ICE is hiring aggressively, bringing in both retired law-enforcement officers and new agents without prior policing experience. Both groups bring value. Neither should be viewed as a liability. However, the current environment requires honest assessment. Retired officers may carry muscle memory from an era with fewer cameras and greater discretion. Tactics that once drew little attention can now compromise operations when stripped of context. Experience remains an asset, but adaptation is essential.
For newer agents, training is even more critical not only in law and procedure, but in restraint, situational awareness, and judgment. Authority and professionalism are no longer separable skills. Discipline protects the mission and reduces risk.
Enforcement is producing measurable results. Border pressure has eased from prior peaks. Interior enforcement and removals have increased. Trafficking networks face greater disruption. Fentanyl-driven overdose deaths have declined from recent highs.
As those results emerge, opposition increasingly shifts from policy debate to optics. Footage, tone, masks, and isolated decisions are used to undermine legitimacy. That is the operational landscape ICE now navigates.
The consequences of failed enforcement are not abstract.
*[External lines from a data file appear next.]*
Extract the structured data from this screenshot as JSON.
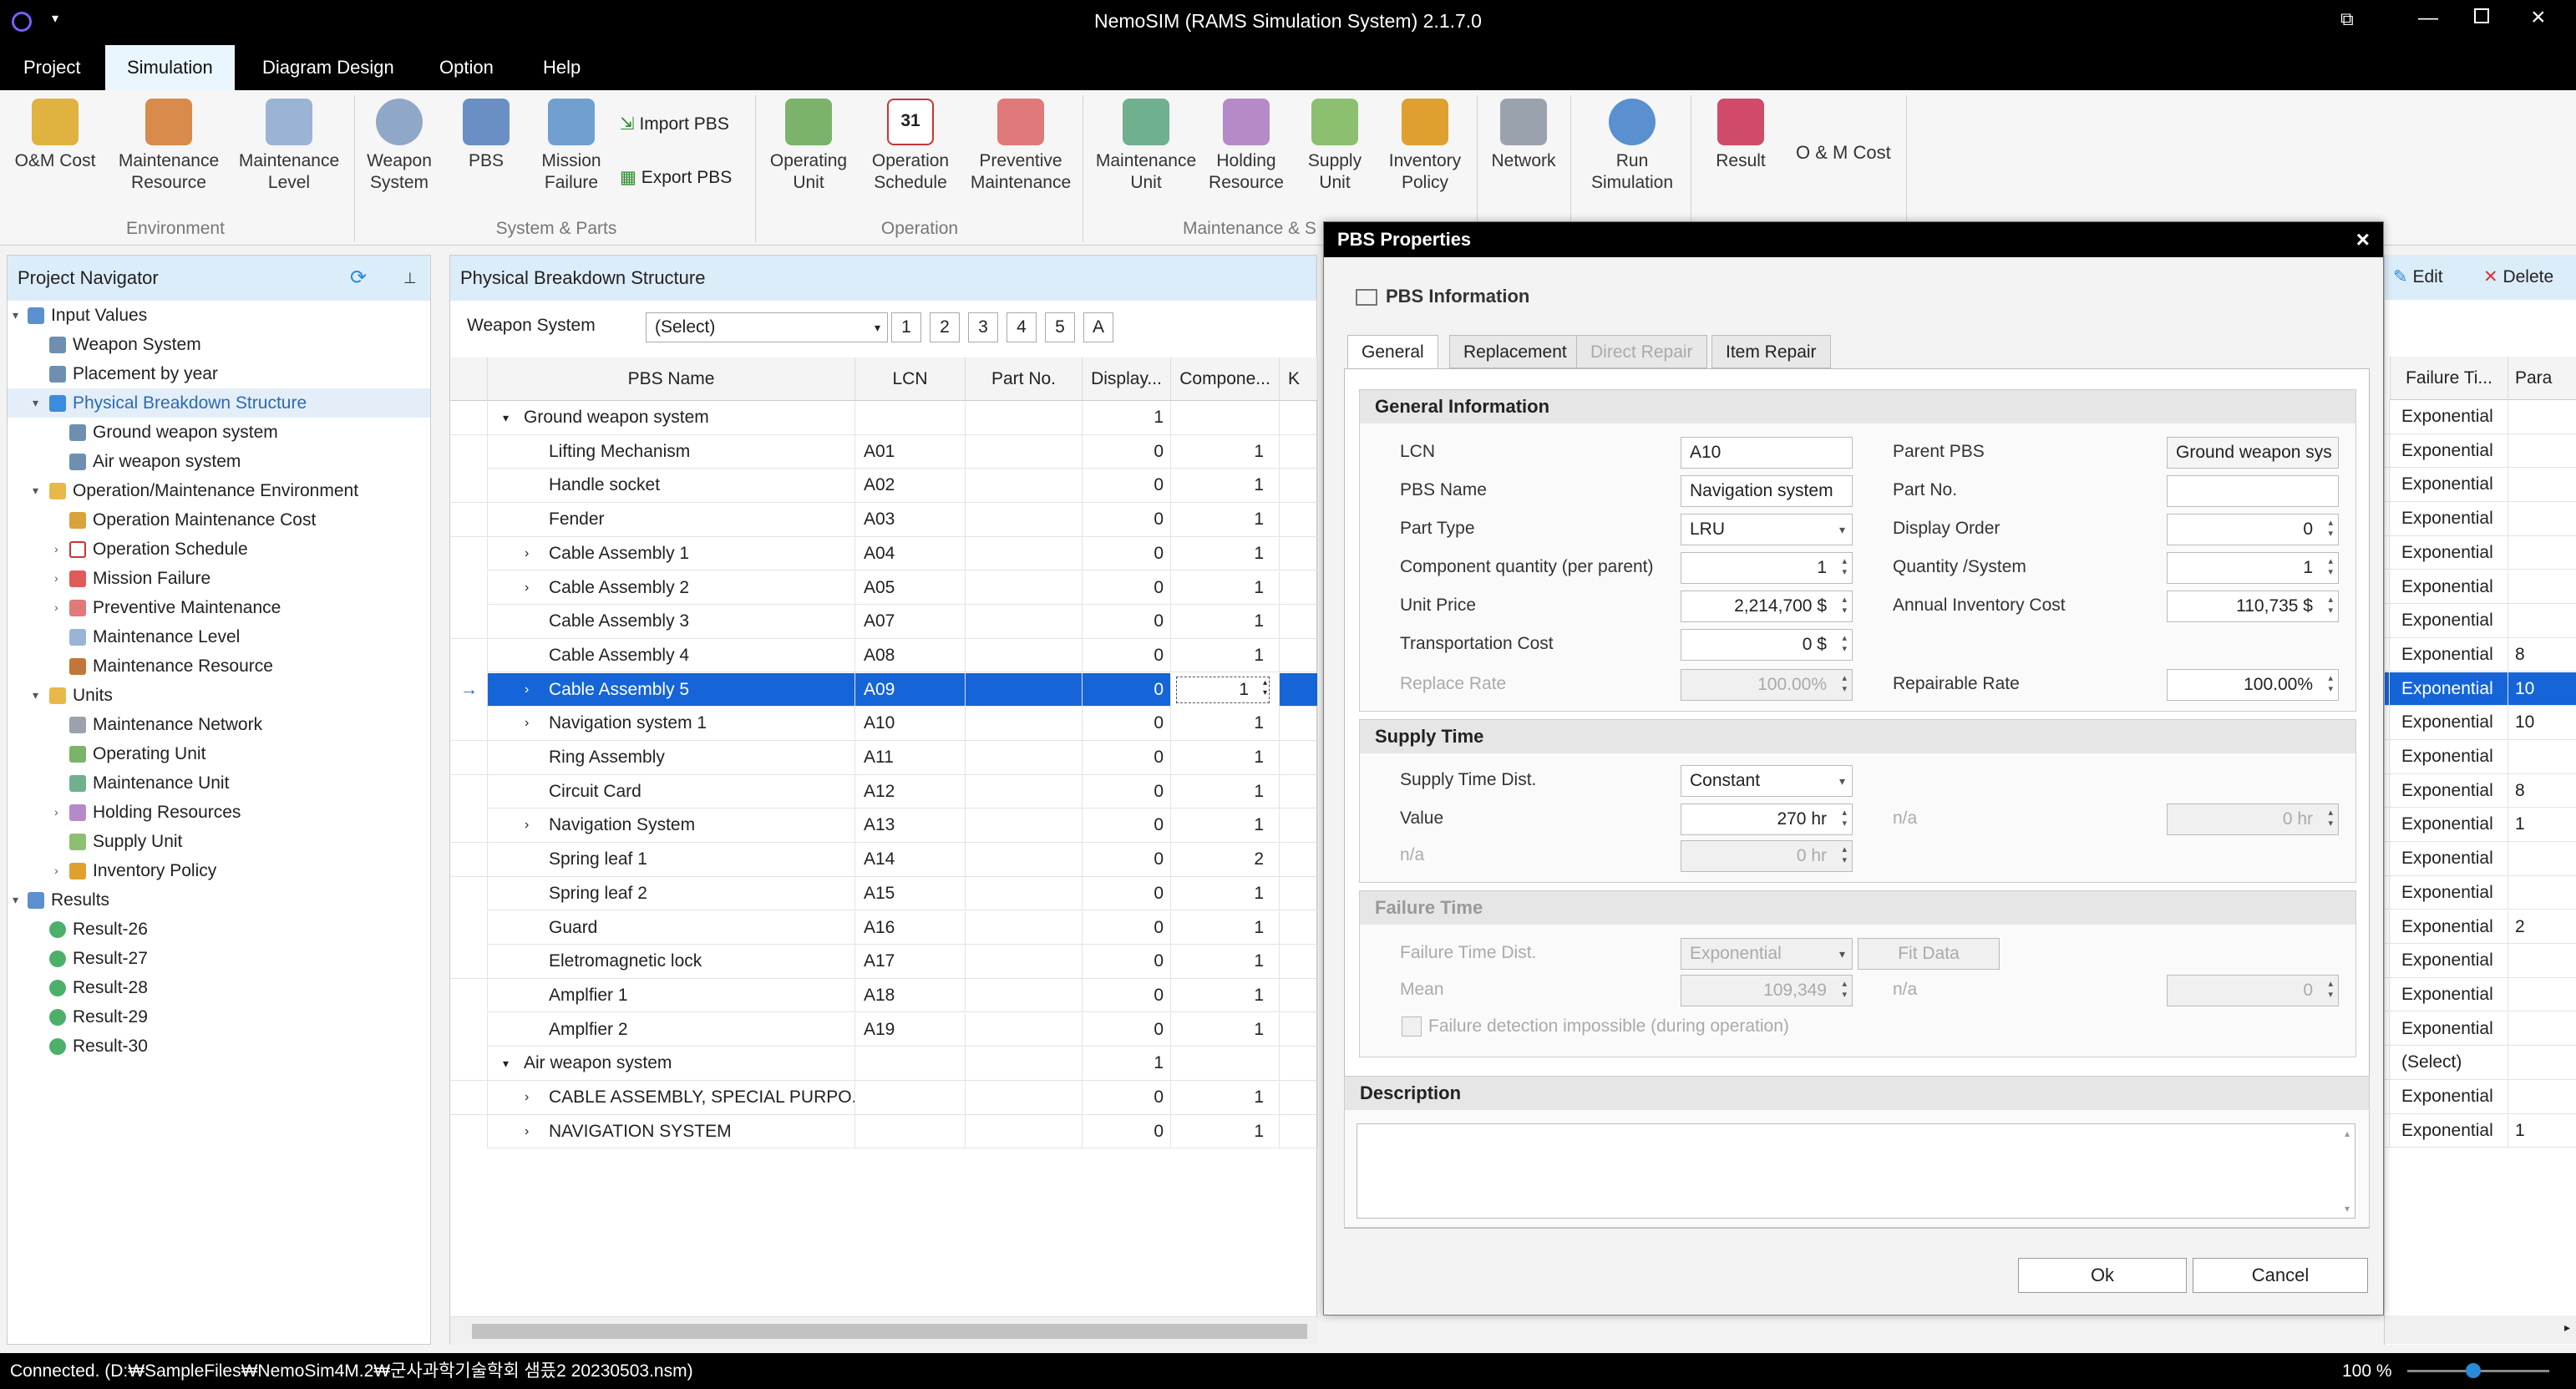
{
  "window": {
    "title": "NemoSIM (RAMS Simulation System) 2.1.7.0"
  },
  "menu": [
    "Project",
    "Simulation",
    "Diagram Design",
    "Option",
    "Help"
  ],
  "ribbon": {
    "buttons": [
      {
        "l1": "O&M Cost",
        "l2": ""
      },
      {
        "l1": "Maintenance",
        "l2": "Resource"
      },
      {
        "l1": "Maintenance",
        "l2": "Level"
      },
      {
        "l1": "Weapon",
        "l2": "System"
      },
      {
        "l1": "PBS",
        "l2": ""
      },
      {
        "l1": "Mission",
        "l2": "Failure"
      },
      {
        "l1": "Operating",
        "l2": "Unit"
      },
      {
        "l1": "Operation",
        "l2": "Schedule"
      },
      {
        "l1": "Preventive",
        "l2": "Maintenance"
      },
      {
        "l1": "Maintenance",
        "l2": "Unit"
      },
      {
        "l1": "Holding",
        "l2": "Resource"
      },
      {
        "l1": "Supply",
        "l2": "Unit"
      },
      {
        "l1": "Inventory",
        "l2": "Policy"
      },
      {
        "l1": "Network",
        "l2": ""
      },
      {
        "l1": "Run",
        "l2": "Simulation"
      },
      {
        "l1": "Result",
        "l2": ""
      }
    ],
    "import_pbs": "Import PBS",
    "export_pbs": "Export PBS",
    "om_cost": "O & M Cost",
    "groups": [
      "Environment",
      "System & Parts",
      "Operation",
      "Maintenance & S"
    ]
  },
  "navigator": {
    "title": "Project Navigator",
    "items": [
      "Input Values",
      "Weapon System",
      "Placement by year",
      "Physical Breakdown Structure",
      "Ground weapon system",
      "Air weapon system",
      "Operation/Maintenance Environment",
      "Operation Maintenance Cost",
      "Operation Schedule",
      "Mission Failure",
      "Preventive Maintenance",
      "Maintenance Level",
      "Maintenance Resource",
      "Units",
      "Maintenance Network",
      "Operating Unit",
      "Maintenance Unit",
      "Holding Resources",
      "Supply Unit",
      "Inventory Policy",
      "Results",
      "Result-26",
      "Result-27",
      "Result-28",
      "Result-29",
      "Result-30"
    ]
  },
  "pbs": {
    "title": "Physical Breakdown Structure",
    "weapon_label": "Weapon System",
    "weapon_select": "(Select)",
    "levels": [
      "1",
      "2",
      "3",
      "4",
      "5",
      "A"
    ],
    "columns": [
      "PBS Name",
      "LCN",
      "Part No.",
      "Display...",
      "Compone...",
      "K Va"
    ],
    "rows": [
      [
        "Ground weapon system",
        "",
        "",
        "1",
        ""
      ],
      [
        "Lifting Mechanism",
        "A01",
        "",
        "0",
        "1"
      ],
      [
        "Handle socket",
        "A02",
        "",
        "0",
        "1"
      ],
      [
        "Fender",
        "A03",
        "",
        "0",
        "1"
      ],
      [
        "Cable Assembly 1",
        "A04",
        "",
        "0",
        "1"
      ],
      [
        "Cable Assembly 2",
        "A05",
        "",
        "0",
        "1"
      ],
      [
        "Cable Assembly 3",
        "A07",
        "",
        "0",
        "1"
      ],
      [
        "Cable Assembly 4",
        "A08",
        "",
        "0",
        "1"
      ],
      [
        "Cable Assembly 5",
        "A09",
        "",
        "0",
        "1"
      ],
      [
        "Navigation system 1",
        "A10",
        "",
        "0",
        "1"
      ],
      [
        "Ring Assembly",
        "A11",
        "",
        "0",
        "1"
      ],
      [
        "Circuit Card",
        "A12",
        "",
        "0",
        "1"
      ],
      [
        "Navigation System",
        "A13",
        "",
        "0",
        "1"
      ],
      [
        "Spring leaf 1",
        "A14",
        "",
        "0",
        "2"
      ],
      [
        "Spring leaf 2",
        "A15",
        "",
        "0",
        "1"
      ],
      [
        "Guard",
        "A16",
        "",
        "0",
        "1"
      ],
      [
        "Eletromagnetic lock",
        "A17",
        "",
        "0",
        "1"
      ],
      [
        "Amplfier 1",
        "A18",
        "",
        "0",
        "1"
      ],
      [
        "Amplfier 2",
        "A19",
        "",
        "0",
        "1"
      ],
      [
        "Air weapon system",
        "",
        "",
        "1",
        ""
      ],
      [
        "CABLE ASSEMBLY, SPECIAL PURPO...",
        "",
        "",
        "0",
        "1"
      ],
      [
        "NAVIGATION SYSTEM",
        "",
        "",
        "0",
        "1"
      ]
    ]
  },
  "right": {
    "edit": "Edit",
    "delete": "Delete",
    "col1": "Failure Ti...",
    "col2": "Para",
    "rows": [
      [
        "Exponential",
        ""
      ],
      [
        "Exponential",
        ""
      ],
      [
        "Exponential",
        ""
      ],
      [
        "Exponential",
        ""
      ],
      [
        "Exponential",
        ""
      ],
      [
        "Exponential",
        ""
      ],
      [
        "Exponential",
        ""
      ],
      [
        "Exponential",
        "8"
      ],
      [
        "Exponential",
        "10"
      ],
      [
        "Exponential",
        "10"
      ],
      [
        "Exponential",
        ""
      ],
      [
        "Exponential",
        "8"
      ],
      [
        "Exponential",
        "1"
      ],
      [
        "Exponential",
        ""
      ],
      [
        "Exponential",
        ""
      ],
      [
        "Exponential",
        "2"
      ],
      [
        "Exponential",
        ""
      ],
      [
        "Exponential",
        ""
      ],
      [
        "Exponential",
        ""
      ],
      [
        "(Select)",
        ""
      ],
      [
        "Exponential",
        ""
      ],
      [
        "Exponential",
        "1"
      ]
    ]
  },
  "dialog": {
    "title": "PBS Properties",
    "info": "PBS Information",
    "tabs": [
      "General",
      "Replacement",
      "Direct Repair",
      "Item Repair"
    ],
    "general": {
      "header": "General Information",
      "lcn_l": "LCN",
      "lcn": "A10",
      "parent_l": "Parent PBS",
      "parent": "Ground weapon sys",
      "name_l": "PBS Name",
      "name": "Navigation system",
      "partno_l": "Part No.",
      "partno": "",
      "type_l": "Part Type",
      "type": "LRU",
      "order_l": "Display Order",
      "order": "0",
      "comp_l": "Component quantity (per parent)",
      "comp": "1",
      "qty_l": "Quantity /System",
      "qty": "1",
      "price_l": "Unit Price",
      "price": "2,214,700 $",
      "annual_l": "Annual Inventory Cost",
      "annual": "110,735 $",
      "trans_l": "Transportation Cost",
      "trans": "0 $",
      "replace_l": "Replace Rate",
      "replace": "100.00%",
      "repair_l": "Repairable Rate",
      "repair": "100.00%"
    },
    "supply": {
      "header": "Supply Time",
      "dist_l": "Supply Time Dist.",
      "dist": "Constant",
      "value_l": "Value",
      "value": "270 hr",
      "na1": "n/a",
      "na1v": "0 hr",
      "na2": "n/a",
      "na2v": "0 hr"
    },
    "failure": {
      "header": "Failure Time",
      "dist_l": "Failure Time Dist.",
      "dist": "Exponential",
      "fit": "Fit Data",
      "mean_l": "Mean",
      "mean": "109,349",
      "na": "n/a",
      "nav": "0",
      "check": "Failure detection impossible (during operation)"
    },
    "desc": "Description",
    "ok": "Ok",
    "cancel": "Cancel"
  },
  "status": {
    "text": "Connected. (D:₩SampleFiles₩NemoSim4M.2₩군사과학기술학회 샘픘2 20230503.nsm)",
    "zoom": "100 %"
  }
}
In February 2024, Laken Riley, a 22-year-old nursing student, was murdered while jogging on the University of Georgia campus by an individual who had entered the United States illegally.
In June 2024, Jocelyn Nungaray, a 12-year-old girl from Houston, was abducted, raped, and murdered by two men who had entered the country illegally.
Preserving enforcement does not require abandoning restraint. It requires recognizing that the environment has changed and that professionalism, discipline, and judgment now determine whether enforcement can be sustained at all.
ICE is not the enemy.
Lawlessness is.
And the future of enforcement and the safety of the communities it exists to protect will depend on whether authority is exercised with clarity and legitimacy while there is still time to preserve both.
⸻
Final Note
And to the police chiefs and sheriffs who are publicly distancing themselves from ICE, or openly criticizing federal enforcement tactics: criticism is not only acceptable it is necessary. Leadership demands it.
But if you are going to be critical, be honest and complete. Start by being critical of the sanctuary policies in your own cities and counties. Start by telling your mayors, councils, and political leadership to allow ICE access to local jails. Most of the volatility, public confrontations, and dangerous street-level arrests being criticized would be avoided entirely if federal agents were permitted to take custody of individuals in controlled, secure jail environments.
Instead of directing criticism outward while ignoring the policies at home that created these conditions, ask harder questions of your own leadership. Ask why cooperation is blocked. Ask why politics is prioritized over safety. Ask why federal agents are forced into neighborhoods, sidewalks, and parking lots instead of secure facilities.
That is where real leadership shows itself.
Because this moment reveals something fundamental: whether a chief or sheriff has the spine to confront political pressure, or whether the badge has been reduced to an empty suit worn not for service, but for access, alignment, and survival inside political systems that avoid accountability.
If you want to judge ICE, start by judging your own house first.